Understanding How Input Methods Encode Characters and Code Pages
This article explains the process by which keyboard input is transformed into ASCII codes, how input methods map those codes to proprietary encodings, the role of code pages and fonts in rendering characters, and the use of Unicode, BOM, and endianness when saving text files.
(1) When you type on a keyboard, the computer receives an ASCII code sequence.
(2) The input method converts the ASCII sequence into its own defined code, which is then used to display characters.
(3) The characters you see in windows such as Notepad, WordPad, or a DOS console are rendered only when the code produced by the input method matches the code page (character set) of the font; otherwise they appear as garbled text.
The code page (e.g., cp936 for GBK, cp950 for BIG5, cp20936 for GB2312) determines how byte values map to glyphs. In a DOS console, the chcp command without parameters shows the current code page, while adding a parameter changes it (e.g., chcp 936 or chcp 437 ).
(4) When saving text from editors like Notepad, the file can be stored in Unicode formats.
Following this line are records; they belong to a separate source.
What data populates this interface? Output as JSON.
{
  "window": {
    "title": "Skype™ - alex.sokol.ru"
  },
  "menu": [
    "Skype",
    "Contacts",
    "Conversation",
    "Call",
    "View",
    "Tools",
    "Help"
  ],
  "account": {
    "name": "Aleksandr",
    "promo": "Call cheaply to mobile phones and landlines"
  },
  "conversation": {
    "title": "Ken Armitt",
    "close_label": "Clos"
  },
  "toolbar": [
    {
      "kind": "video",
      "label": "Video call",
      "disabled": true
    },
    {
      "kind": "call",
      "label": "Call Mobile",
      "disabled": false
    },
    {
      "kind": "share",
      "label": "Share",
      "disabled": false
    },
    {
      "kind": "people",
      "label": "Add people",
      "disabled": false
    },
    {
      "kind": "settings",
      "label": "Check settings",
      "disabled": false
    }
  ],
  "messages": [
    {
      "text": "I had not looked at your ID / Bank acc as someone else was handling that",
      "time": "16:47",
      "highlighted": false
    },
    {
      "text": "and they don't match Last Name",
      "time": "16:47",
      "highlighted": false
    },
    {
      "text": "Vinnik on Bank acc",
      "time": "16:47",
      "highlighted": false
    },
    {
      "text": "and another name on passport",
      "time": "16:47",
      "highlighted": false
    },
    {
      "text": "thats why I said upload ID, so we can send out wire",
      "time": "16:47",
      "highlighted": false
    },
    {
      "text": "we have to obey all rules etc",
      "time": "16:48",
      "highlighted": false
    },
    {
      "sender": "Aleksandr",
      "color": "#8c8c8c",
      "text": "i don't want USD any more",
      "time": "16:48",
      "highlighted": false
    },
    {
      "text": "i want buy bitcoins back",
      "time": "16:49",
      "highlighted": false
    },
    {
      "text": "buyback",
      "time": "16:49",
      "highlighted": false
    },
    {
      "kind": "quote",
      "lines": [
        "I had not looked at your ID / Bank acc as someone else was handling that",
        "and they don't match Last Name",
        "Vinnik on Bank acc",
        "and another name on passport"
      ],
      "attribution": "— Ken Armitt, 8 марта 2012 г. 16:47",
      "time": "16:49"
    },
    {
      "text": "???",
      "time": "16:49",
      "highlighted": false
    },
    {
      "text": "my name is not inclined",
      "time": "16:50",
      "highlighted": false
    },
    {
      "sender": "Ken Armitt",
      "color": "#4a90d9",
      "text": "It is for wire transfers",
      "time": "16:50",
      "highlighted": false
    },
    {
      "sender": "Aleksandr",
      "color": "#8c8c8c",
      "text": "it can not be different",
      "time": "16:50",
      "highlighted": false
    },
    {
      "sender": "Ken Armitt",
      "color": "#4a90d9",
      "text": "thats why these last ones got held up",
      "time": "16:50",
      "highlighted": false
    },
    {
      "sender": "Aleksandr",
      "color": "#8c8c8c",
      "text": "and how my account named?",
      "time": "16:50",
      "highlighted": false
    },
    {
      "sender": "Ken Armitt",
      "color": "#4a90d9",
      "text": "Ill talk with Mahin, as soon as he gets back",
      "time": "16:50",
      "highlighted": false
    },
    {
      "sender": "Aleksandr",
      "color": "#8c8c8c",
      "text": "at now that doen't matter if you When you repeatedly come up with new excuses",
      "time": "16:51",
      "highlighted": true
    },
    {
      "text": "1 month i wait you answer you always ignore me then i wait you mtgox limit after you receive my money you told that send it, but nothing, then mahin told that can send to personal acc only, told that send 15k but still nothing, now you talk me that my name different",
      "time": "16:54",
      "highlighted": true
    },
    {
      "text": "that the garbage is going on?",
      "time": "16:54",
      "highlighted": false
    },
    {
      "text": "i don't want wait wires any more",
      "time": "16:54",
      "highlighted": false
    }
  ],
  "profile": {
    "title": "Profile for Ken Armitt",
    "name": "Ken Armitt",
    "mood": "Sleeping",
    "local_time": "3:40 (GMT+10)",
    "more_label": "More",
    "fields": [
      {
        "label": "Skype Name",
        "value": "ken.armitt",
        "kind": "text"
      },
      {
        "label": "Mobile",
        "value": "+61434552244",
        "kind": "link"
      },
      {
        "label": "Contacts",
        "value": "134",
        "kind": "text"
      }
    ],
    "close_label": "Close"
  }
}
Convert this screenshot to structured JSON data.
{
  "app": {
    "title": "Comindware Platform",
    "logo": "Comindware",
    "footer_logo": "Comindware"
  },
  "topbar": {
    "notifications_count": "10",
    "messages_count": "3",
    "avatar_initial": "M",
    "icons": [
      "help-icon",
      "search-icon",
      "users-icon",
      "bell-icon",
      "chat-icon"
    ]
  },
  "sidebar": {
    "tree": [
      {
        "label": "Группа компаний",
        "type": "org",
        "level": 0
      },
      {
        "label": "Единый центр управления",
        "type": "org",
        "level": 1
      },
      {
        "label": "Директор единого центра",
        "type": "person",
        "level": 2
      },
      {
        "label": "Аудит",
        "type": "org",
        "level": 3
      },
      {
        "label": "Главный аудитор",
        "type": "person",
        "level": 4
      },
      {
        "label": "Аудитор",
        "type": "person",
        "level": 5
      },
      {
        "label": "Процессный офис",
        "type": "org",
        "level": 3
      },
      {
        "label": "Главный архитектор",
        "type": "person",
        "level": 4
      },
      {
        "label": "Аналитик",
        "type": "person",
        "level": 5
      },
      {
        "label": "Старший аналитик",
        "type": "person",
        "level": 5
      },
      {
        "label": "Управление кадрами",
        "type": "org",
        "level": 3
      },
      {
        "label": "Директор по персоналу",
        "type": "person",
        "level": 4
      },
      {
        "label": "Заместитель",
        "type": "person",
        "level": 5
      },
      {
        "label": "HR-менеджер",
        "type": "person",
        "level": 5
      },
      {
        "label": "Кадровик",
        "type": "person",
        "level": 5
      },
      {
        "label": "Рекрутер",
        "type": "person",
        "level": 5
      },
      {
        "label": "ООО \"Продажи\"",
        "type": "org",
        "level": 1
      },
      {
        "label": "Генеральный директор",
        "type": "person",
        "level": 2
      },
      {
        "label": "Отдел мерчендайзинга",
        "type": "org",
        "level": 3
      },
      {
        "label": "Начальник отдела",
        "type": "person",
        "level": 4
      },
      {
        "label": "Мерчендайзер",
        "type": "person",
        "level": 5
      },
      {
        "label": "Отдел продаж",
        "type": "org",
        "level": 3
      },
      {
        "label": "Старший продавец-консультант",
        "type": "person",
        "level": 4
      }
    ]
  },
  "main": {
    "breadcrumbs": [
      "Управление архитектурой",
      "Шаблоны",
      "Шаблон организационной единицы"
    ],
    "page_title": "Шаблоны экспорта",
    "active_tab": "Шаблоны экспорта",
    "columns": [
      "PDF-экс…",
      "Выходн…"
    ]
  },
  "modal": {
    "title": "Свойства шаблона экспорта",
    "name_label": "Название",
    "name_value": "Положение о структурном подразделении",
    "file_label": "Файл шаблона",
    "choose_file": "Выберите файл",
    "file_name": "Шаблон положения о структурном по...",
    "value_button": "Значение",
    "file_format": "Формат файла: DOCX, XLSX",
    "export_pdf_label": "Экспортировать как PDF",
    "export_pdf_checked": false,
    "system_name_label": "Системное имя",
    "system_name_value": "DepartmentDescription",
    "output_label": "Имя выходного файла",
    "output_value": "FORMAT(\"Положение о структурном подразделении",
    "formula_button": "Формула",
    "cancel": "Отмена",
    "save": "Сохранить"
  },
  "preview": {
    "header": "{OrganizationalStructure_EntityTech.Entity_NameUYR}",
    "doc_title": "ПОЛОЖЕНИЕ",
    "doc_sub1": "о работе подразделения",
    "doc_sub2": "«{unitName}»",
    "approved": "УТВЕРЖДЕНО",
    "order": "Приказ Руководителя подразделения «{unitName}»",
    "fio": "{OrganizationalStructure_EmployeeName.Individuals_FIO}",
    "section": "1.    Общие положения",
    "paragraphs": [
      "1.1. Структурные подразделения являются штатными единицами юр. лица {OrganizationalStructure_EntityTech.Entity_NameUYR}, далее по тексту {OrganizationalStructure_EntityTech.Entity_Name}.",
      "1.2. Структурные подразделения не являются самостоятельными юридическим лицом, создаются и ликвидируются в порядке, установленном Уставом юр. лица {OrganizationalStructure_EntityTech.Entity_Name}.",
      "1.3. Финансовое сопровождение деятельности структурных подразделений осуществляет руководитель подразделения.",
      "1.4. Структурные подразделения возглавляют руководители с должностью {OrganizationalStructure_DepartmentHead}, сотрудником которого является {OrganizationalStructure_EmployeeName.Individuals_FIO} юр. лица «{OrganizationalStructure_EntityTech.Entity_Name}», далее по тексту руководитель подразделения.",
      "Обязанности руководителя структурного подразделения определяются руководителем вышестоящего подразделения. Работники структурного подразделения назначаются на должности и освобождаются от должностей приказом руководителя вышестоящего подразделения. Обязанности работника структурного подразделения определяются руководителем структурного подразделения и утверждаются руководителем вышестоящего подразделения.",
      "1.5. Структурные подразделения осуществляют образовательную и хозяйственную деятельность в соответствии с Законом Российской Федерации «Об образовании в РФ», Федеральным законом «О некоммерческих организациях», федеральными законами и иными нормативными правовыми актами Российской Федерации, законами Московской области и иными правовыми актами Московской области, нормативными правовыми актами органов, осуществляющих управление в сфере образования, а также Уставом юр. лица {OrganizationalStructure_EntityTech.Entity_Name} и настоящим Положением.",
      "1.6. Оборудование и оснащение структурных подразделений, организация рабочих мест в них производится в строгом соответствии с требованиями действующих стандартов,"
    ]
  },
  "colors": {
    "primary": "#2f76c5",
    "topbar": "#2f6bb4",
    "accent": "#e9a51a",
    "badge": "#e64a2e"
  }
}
Little‑endian Unicode (UTF‑16LE) and big‑endian Unicode (UTF‑16BE) or UTF‑8 may be used, and a byte‑order‑mark (BOM) is often added at the file header to indicate the encoding.
Therefore, the encoding of characters typed directly via an input method depends on the specific input method, the active code page, and the file’s saved encoding; it cannot be generalized without analyzing the particular context.